What is ROWS UNBOUNDED PRECEDING used for in Teradata?
It's the "frame" or "range" clause of window functions, which are part of the SQL standard and implemented in many databases, including Teradata.
A simple example would be to calculate the average amount in a frame of three days. I'm using PostgreSQL syntax for the example, but it will be the same for Teradata:
WITH data (t, a) AS (
VALUES(1, 1),
(2, 5),
(3, 3),
(4, 5),
(5, 4),
(6, 11)
)
SELECT t, a, avg(a) OVER (ORDER BY t ROWS BETWEEN 1 PRECEDING AND 1 FOLLOWING)
FROM data
ORDER BY t
... which yields:
t a avg
----------
1 1 3.00
2 5 3.00
3 3 4.33
4 5 4.00
5 4 6.67
6 11 7.50
As you can see, each average is calculated "over" an ordered frame consisting of the range between the previous row (1 preceding
) and the subsequent row (1 following
).
When you write ROWS UNBOUNDED PRECEDING
, then the frame's lower bound is simply infinite.
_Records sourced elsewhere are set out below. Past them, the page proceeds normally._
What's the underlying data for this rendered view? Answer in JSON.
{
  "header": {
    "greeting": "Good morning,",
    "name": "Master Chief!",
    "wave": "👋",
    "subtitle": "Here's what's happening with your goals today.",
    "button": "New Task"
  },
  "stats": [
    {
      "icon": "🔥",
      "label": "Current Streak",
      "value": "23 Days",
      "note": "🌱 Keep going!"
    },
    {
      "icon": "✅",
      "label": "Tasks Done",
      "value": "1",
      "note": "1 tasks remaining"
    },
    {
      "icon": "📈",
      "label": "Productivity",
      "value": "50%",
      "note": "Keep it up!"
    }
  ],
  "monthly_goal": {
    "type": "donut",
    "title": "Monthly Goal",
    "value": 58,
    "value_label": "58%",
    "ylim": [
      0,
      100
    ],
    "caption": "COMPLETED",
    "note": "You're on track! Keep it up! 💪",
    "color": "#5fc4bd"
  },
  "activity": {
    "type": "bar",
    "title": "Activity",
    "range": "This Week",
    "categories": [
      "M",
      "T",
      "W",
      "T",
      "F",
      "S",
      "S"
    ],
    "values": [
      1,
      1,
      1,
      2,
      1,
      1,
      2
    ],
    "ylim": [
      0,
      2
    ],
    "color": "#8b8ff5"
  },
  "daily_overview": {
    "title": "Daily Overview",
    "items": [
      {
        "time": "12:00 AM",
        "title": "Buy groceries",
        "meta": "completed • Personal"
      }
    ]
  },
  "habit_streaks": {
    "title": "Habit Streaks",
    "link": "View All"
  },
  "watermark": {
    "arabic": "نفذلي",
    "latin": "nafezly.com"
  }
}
This is useful when calculating sums (i.e. "running totals"), for instance:
WITH data (t, a) AS (
VALUES(1, 1),
(2, 5),
(3, 3),
(4, 5),
(5, 4),
(6, 11)
)
SELECT t, a, sum(a) OVER (ORDER BY t ROWS BETWEEN UNBOUNDED PRECEDING AND CURRENT ROW)
FROM data
ORDER BY t
yielding...
t a sum
---------
1 1 1
2 5 6
3 3 9
4 5 14
5 4 18
6 11 29
Here's another very good explanations of SQL window functions.
ROWS UNBOUNDED PRECEDING
is no Teradata-specific syntax, it's Standard SQL. Together with the ORDER BY
it defines the window on which the result is calculated.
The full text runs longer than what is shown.